Okay sir will update you after my attempt to answer this question

5. Michele_Laino

ok!

6. anonymous

$z=e^{xy^2},\ x=t \cos t, \ y=t \sin t\\ since\ \frac{ dx }{ dt }= -t \sin t+\cos t\\ and\ \frac{ dy }{dt }=t \cos t+\sin t\\ find \ \frac{ dz }{ dt }=$

7. anonymous

$\frac{ 1 }{4 }(t^4\sin^2(2t))$ Apply product rule? $\frac{1}{4}\left(\frac{d}{dt}\left(t^4\right)\sin ^2\left(2t\right)+\frac{d}{dt}\left(\sin ^2\left(2t\right)\right)t^4\right)$ Am I doing it right?

8. anonymous

I think I'm not doing it right.
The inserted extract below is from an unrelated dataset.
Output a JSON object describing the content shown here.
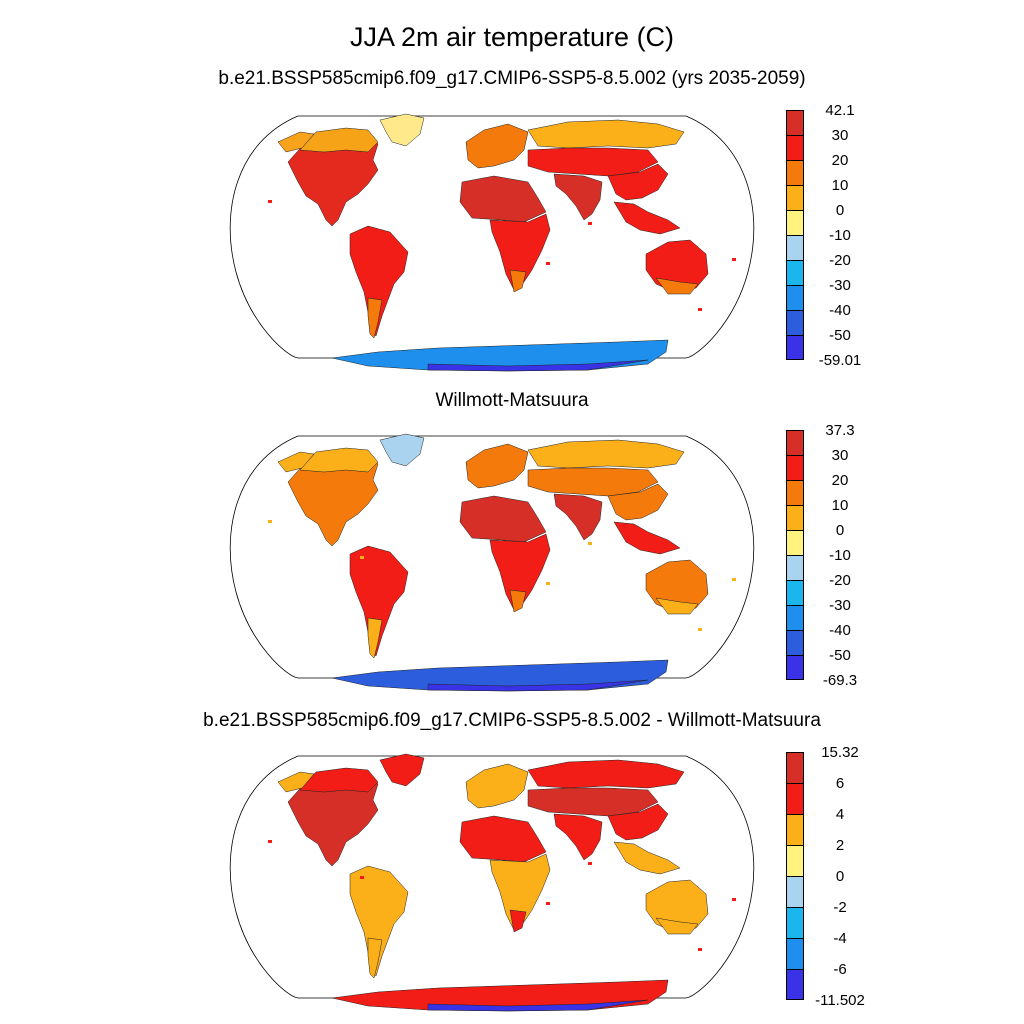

I'm kind of lost right now. Sorryyy

9. anonymous

Help anyone?

10. Loser66

They give you x = t cost is it not that if you find dx/dt, you just take derivative of this?? Apply product rule, you get $$\dfrac{dx}{dt}= \dfrac{d}{dt}(t)*cost +t*\dfrac{d}{dt}(cos t)= cos t-tsint$$

11. Loser66

and then for t = pi/2 , it is = -pi/2?? I don't know why @Michele_Laino mess around with z while the question is just dx/dt

12. phi

is the question really compute dx / dt for t = pi / 2 ? it would make more sense if they were asking for dz/dt

13. Loser66

I don't know.

14. anonymous

It is dz/dt my bad!!! I'll change it now. Sorrrrry

15. anonymous

^ I thought that is a product rule sir or what? Sorry for my ignorance I'm kinda new in differential calc

16. anonymous

I'm afraid I'm hard finding it. I thought my product rule answer is going in the right way, I'm sorry I just got lost from there.

17. anonymous

Oh okay. I got it from there! I understand why hmm so what's next about it?

18. phi

Here is background (if you have time) on the chain rule http://ocw.mit.edu/courses/mathematics/18-02-multivariable-calculus-fall-2007/video-lectures/lecture-11-chain-rule/